I swear, I'm trembling as I type this. "Cannonball Run II" is an apex of Hollywood talent in so many ways, its power and emotional force will never be felt again in our lifetimes. What other movie - pardon me, film - will ever again have a one-two punch nearly as awe-inspiring as Frank Sinatra and Jackie Chan? And that isn't even mentioning the combined talents of Burt Reynolds, Dom DeLuise, Dean Martin, Sammy Davis Jr., Shirley MacLaine (in her follow-up to winning the Oscar for "Terms of Endearment," mind you), Sid Caesar, Richard "Jaws" Kiel, ABE VIGODA, Marilu Henner, Telly Savalas, Jamie Farr, Tim Conway, Tony Danza, Don Knotts, Ricardo Montalban, Jim Nabors, Charles Nelson Reilly, Alex "Moe Greene" Rocco, Catherine Bach, Susan Anton, Henry Silva, Joe Theismann, Mel Tillis, George "Goober" Lindsey and Fred Dryer? Verdict: "Batman" is toast. Long live "Cannonball Run II," and please God, answer my now-going-on-21-year-long prayer for "Cannonball Run III." Some of those people are still alive.

6 comments:

Anonymous said...

So possibly BB has the 2nd best cast of all time...that's what you're saying?
Hartman

Dennis' Dad said...

Sorry Josh,
The best cast has to be The Longest Day:
John Wayne, Robert Mitchum, Rod Steiger,Robert Ryan,Henry Fonda, Peter Lawford, Richard Burton,Sal Mineo,Roddy McDowell, Eddie Albert, Curt Jergins, Gert Frobe, Sean Connery, Robert Wagner, Red Buttons, Paul Anka, Richard Todd, Stewart Whitman, Richard Dawsen, George Segal and Mel Ferrer.

Josh said...

John Wayne vs.
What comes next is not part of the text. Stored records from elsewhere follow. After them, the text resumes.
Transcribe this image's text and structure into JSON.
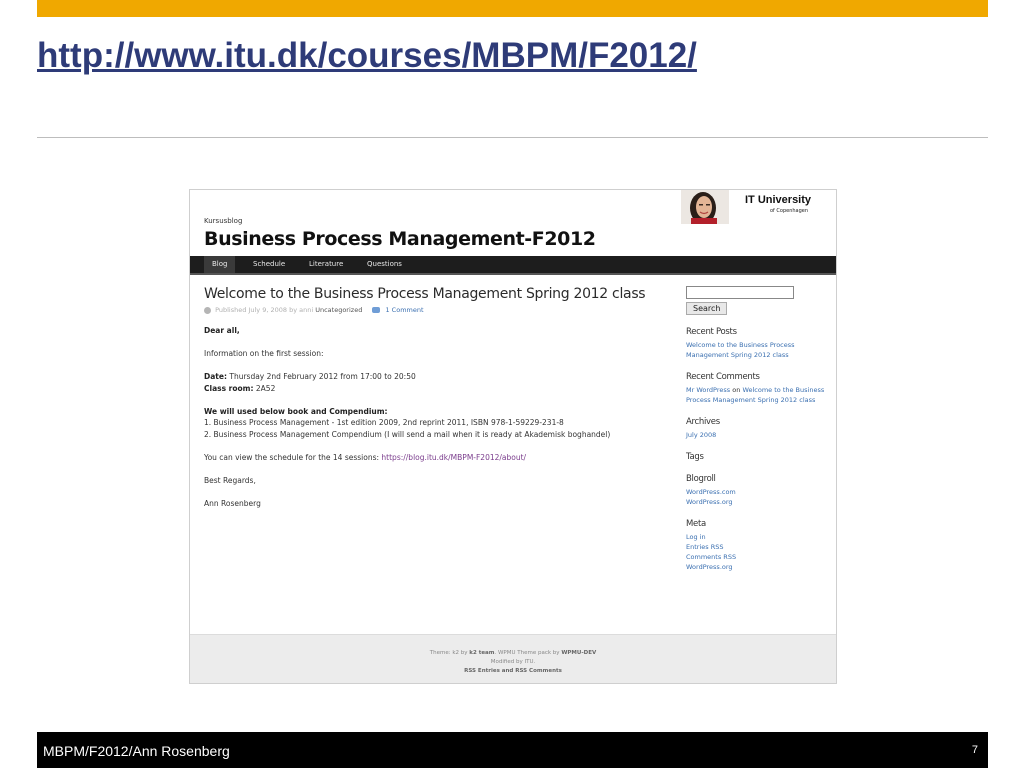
{
  "slide": {
    "title_url": "http://www.itu.dk/courses/MBPM/F2012/",
    "footer_text": "MBPM/F2012/Ann Rosenberg",
    "page_number": "7",
    "accent_color": "#f0a800"
  },
  "screenshot": {
    "header": {
      "kicker": "Kursusblog",
      "blog_title": "Business Process Management-F2012",
      "logo_title": "IT University",
      "logo_subtitle": "of Copenhagen"
    },
    "nav": [
      "Blog",
      "Schedule",
      "Literature",
      "Questions"
    ],
    "post": {
      "title": "Welcome to the Business Process Management Spring 2012 class",
      "meta_published": "Published July 9, 2008 by anni",
      "meta_category": "Uncategorized",
      "meta_comments": "1 Comment",
      "greeting": "Dear all,",
      "intro": "Information on the first session:",
      "date_label": "Date:",
      "date_value": "Thursday 2nd February 2012 from 17:00 to 20:50",
      "room_label": "Class room:",
      "room_value": "2A52",
      "books_heading": "We will used below book and Compendium:",
      "book_1": "1. Business Process Management - 1st edition 2009, 2nd reprint 2011, ISBN 978-1-59229-231-8",
      "book_2": "2. Business Process Management Compendium (I will send a mail when it is ready at Akademisk boghandel)",
      "schedule_text": "You can view the schedule for the 14 sessions:",
      "schedule_link": "https://blog.itu.dk/MBPM-F2012/about/",
      "regards": "Best Regards,",
      "signature": "Ann Rosenberg"
    },
    "sidebar": {
      "search_button": "Search",
      "recent_posts_title": "Recent Posts",
      "recent_post_1": "Welcome to the Business Process Management Spring 2012 class",
      "recent_comments_title": "Recent Comments",
      "comment_author": "Mr WordPress",
      "comment_on": "on",
      "comment_post": "Welcome to the Business Process Management Spring 2012 class",
      "archives_title": "Archives",
      "archive_1": "July 2008",
      "tags_title": "Tags",
      "blogroll_title": "Blogroll",
      "blogroll_1": "WordPress.com",
      "blogroll_2": "WordPress.org",
      "meta_title": "Meta",
      "meta_1": "Log in",
      "meta_2": "Entries RSS",
      "meta_3": "Comments RSS",
      "meta_4": "WordPress.org"
    },
    "footer": {
      "line_1a": "Theme: k2 by",
      "line_1b": "k2 team",
      "line_1c": ". WPMU Theme pack by",
      "line_1d": "WPMU-DEV",
      "line_2": "Modified by ITU.",
      "line_3": "RSS Entries and RSS Comments"
    }
  }
}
Burt Reynolds. Robert Mitchum vs. Dom DeLuise. Richard Burton vs. Abe Vigoda. Peter Lawford vs. Charles Nelson Reilly. Henry Fonda vs. Joe Theismann.

Sorry, Mr. Martin - but "Cannonball Run II" trumps that sorry excuse for a cast.

Alex said...

Peter Falk was in "The Player" twice? ;)

Josh said...

Yes, he was that good.

Fine, Ms. Snotty - error corrected.

DAve said...

(Curious if you get a notice that I left this comment)

What about "It's A Mad, Mad, Mad, Mad World?":

Spencer Tracy, Milton Berle, Sid Caesar, Buddy Hackett, Ethel Merman, Mickey Rooney, Jonathan Winters, Edie Adams, Jim Backus, Peter Falk, Buster Keaton, Don Knotts, Carl Reiner, Jimmy Durante, Jack Benny, and Jerry Lewis.